According to Gupta, Chirag came across as confident and experienced. He claimed he was earning Rs 40,000 at his previous agency. The team offered him Rs 45,000 – a raise that seemed fair for someone with three years of experience.

“Said he was making ₹40K at their last agency. We offered ₹45K. Deal done,” Gupta wrote.

Red flags in performance

The trouble began two months into the job. Chirag (name changed) was assigned a standard reaction video edit – routine work that junior editors at the agency typically handle three times a day. But this time, something was off.

“Chirag took 2 DAYS. And the output was unusable,” Gupta wrote.

For someone claiming three years of experience and a Rs 40,000 salary, the performance simply didn’t add up. That’s when the company decided to dig deeper.

“For someone who claimed 3 years of experience and ₹40K salary at their last agency? That made no sense. So we called his previous employer,” Gupta wrote.

What the verification revealed

The findings were startling. Gupta revealed that Chirag was not making Rs 40,000, he was making Rs 25,000. He further clarified that he wasn’t resigned, he was fired because of his performance issues. 

What initially seemed like minor inconsistencies turned into a full-blown case of misrepresentation.

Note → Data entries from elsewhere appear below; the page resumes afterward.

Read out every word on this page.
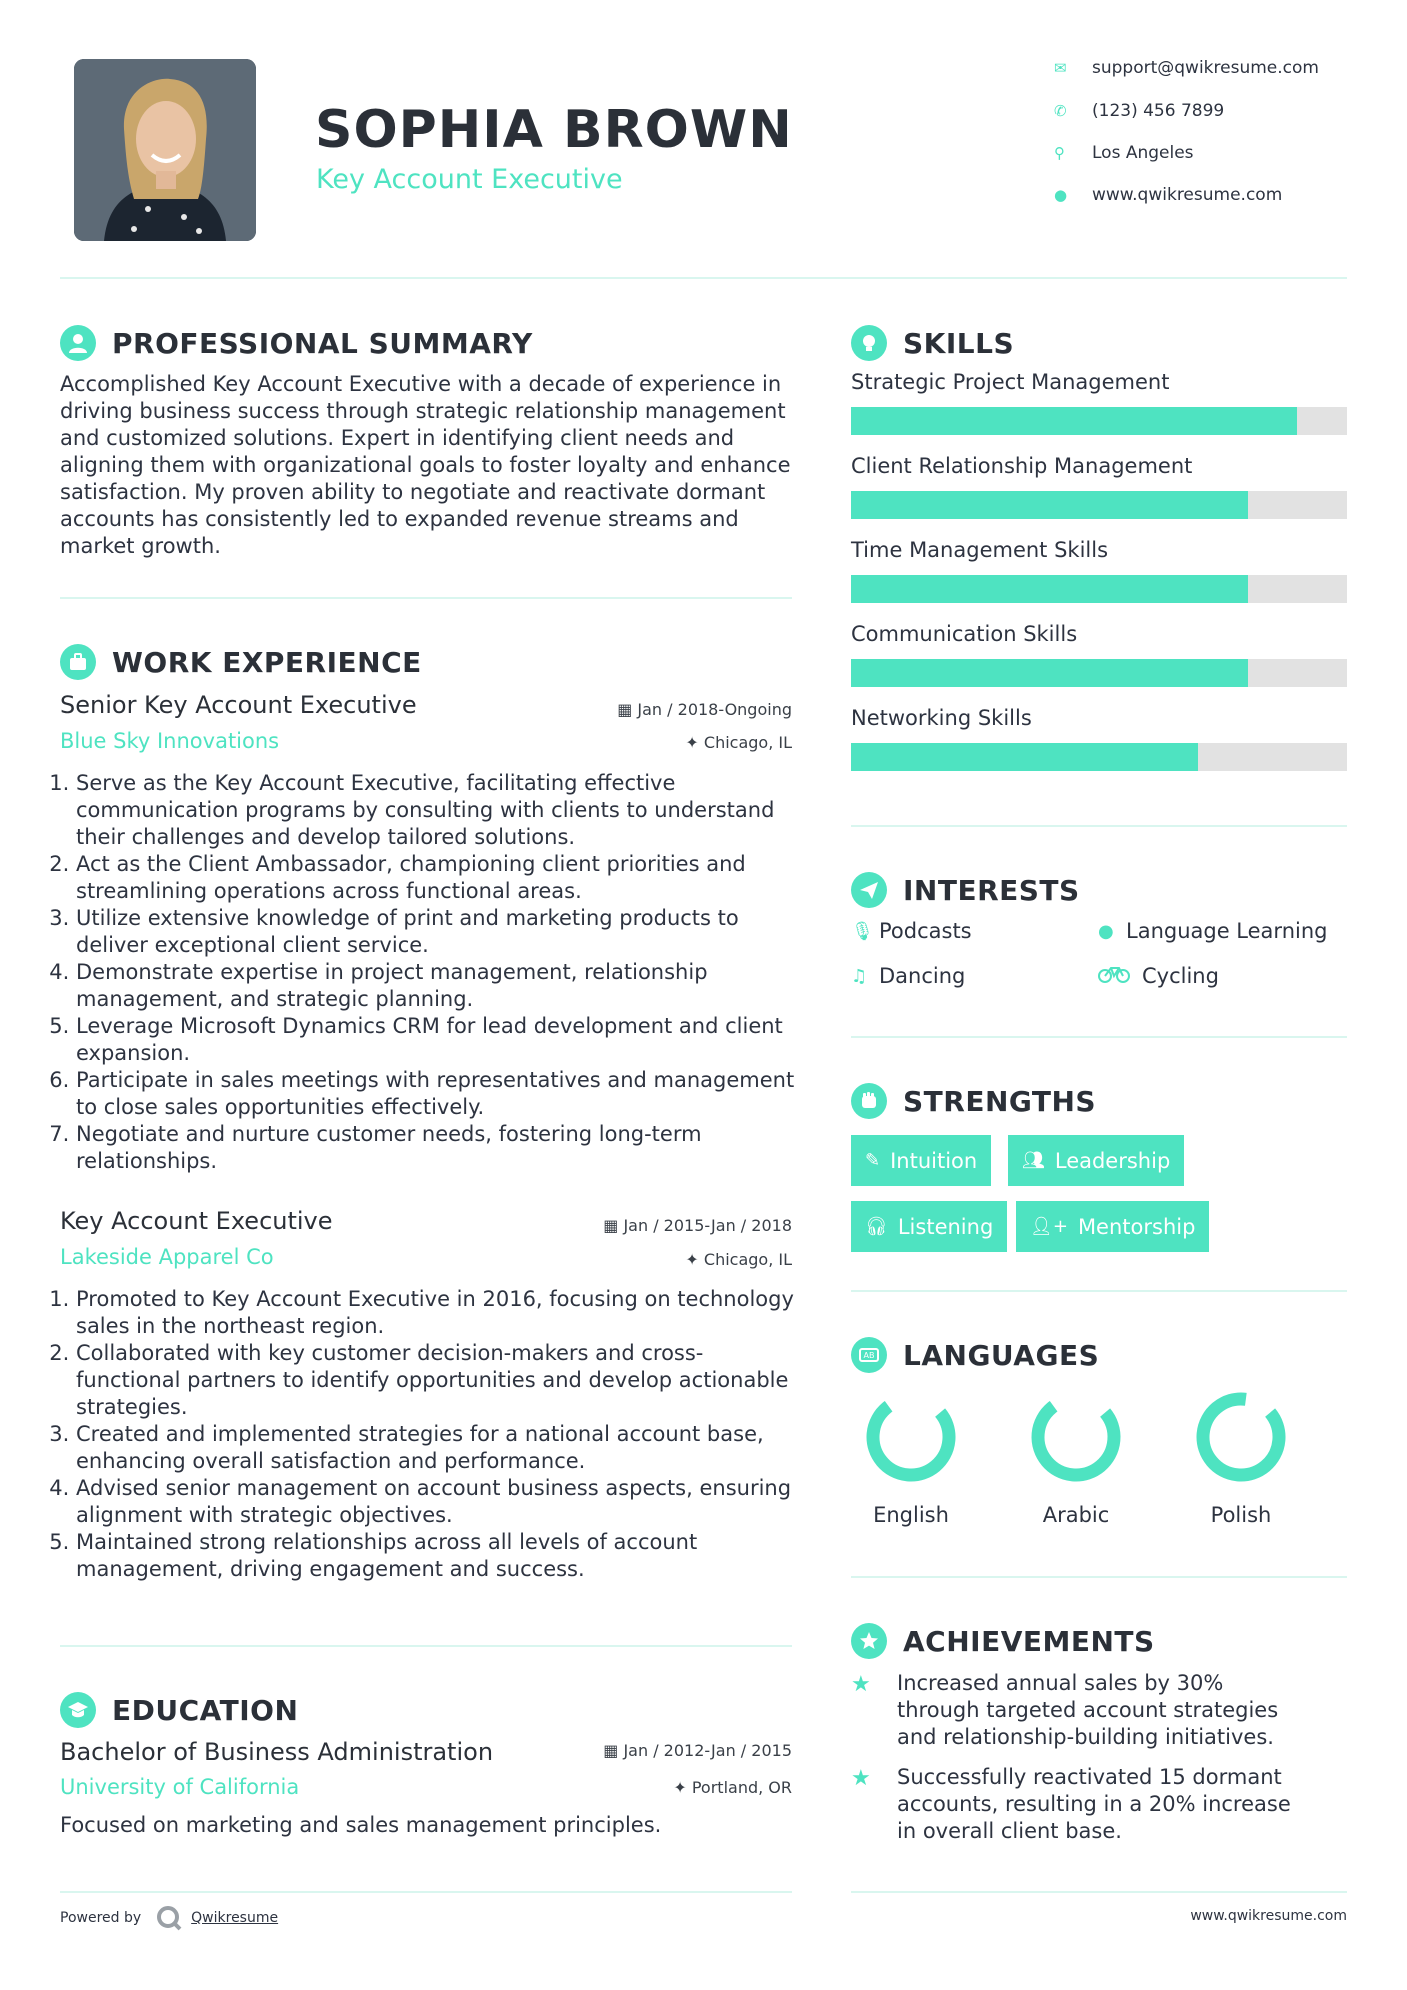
SOPHIA BROWN
Key Account Executive
✉	support@qwikresume.com
✆	(123) 456 7899
⚲	Los Angeles
●	www.qwikresume.com
PROFESSIONAL SUMMARY
Accomplished Key Account Executive with a decade of experience in driving business success through strategic relationship management and customized solutions. Expert in identifying client needs and aligning them with organizational goals to foster loyalty and enhance satisfaction. My proven ability to negotiate and reactivate dormant accounts has consistently led to expanded revenue streams and market growth.
WORK EXPERIENCE
Senior Key Account Executive	▦ Jan / 2018-Ongoing
Blue Sky Innovations	✦ Chicago, IL
1. Serve as the Key Account Executive, facilitating effective communication programs by consulting with clients to understand their challenges and develop tailored solutions.
2. Act as the Client Ambassador, championing client priorities and streamlining operations across functional areas.
3. Utilize extensive knowledge of print and marketing products to deliver exceptional client service.
4. Demonstrate expertise in project management, relationship management, and strategic planning.
5. Leverage Microsoft Dynamics CRM for lead development and client expansion.
6. Participate in sales meetings with representatives and management to close sales opportunities effectively.
7. Negotiate and nurture customer needs, fostering long-term relationships.
Key Account Executive	▦ Jan / 2015-Jan / 2018
Lakeside Apparel Co	✦ Chicago, IL
1. Promoted to Key Account Executive in 2016, focusing on technology sales in the northeast region.
2. Collaborated with key customer decision-makers and cross-functional partners to identify opportunities and develop actionable strategies.
3. Created and implemented strategies for a national account base, enhancing overall satisfaction and performance.
4. Advised senior management on account business aspects, ensuring alignment with strategic objectives.
5. Maintained strong relationships across all levels of account management, driving engagement and success.
EDUCATION
Bachelor of Business Administration	▦ Jan / 2012-Jan / 2015
University of California	✦ Portland, OR
Focused on marketing and sales management principles.
SKILLS
Strategic Project Management
Client Relationship Management
Time Management Skills
Communication Skills
Networking Skills
INTERESTS
🎙︎ Podcasts	● Language Learning
♫ Dancing	Cycling
STRENGTHS
✎ Intuition 👥︎ Leadership
🎧︎ Listening 👤︎+ Mentorship
AB LANGUAGES
English	Arabic	Polish
ACHIEVEMENTS
★	Increased annual sales by 30% through targeted account strategies and relationship-building initiatives.
★	Successfully reactivated 15 dormant accounts, resulting in a 20% increase in overall client base.
Powered by	Qwikresume	www.qwikresume.com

Gupta also breaks down the real cost which occurs when Chirag was the part of the startup. 

“Rs 1.35 lakh in salary over three months. Rs 40,000 worth of training time. Rs 25,000 spent on hiring a replacement,” Gupta wrote.

He also pointed out the loss that went beyond the numbers. “Delayed client projects. Team morale taking a hit. Leadership time wasted”.

Adding to it he mentioned that, “Total: ₹2L+ and 4 months lost. All because we skipped one step.”

A ‘no-exceptions’ policy for the future

The incident triggered a major change in hiring policy at Praper Media. “So now every hire gets background verification. No exceptions,” Gupta stated.

The company’s updated process includes emailing the previous employer’s HR, calling the previous manager through official company numbers (not personal ones provided by the candidate), cross-checking LinkedIn details and verifying salary slips.

Gupta also warned that some candidates attempt to bypass these checks. “People try to bypass with fake numbers and photoshopped slips. We catch them 90% of the time.”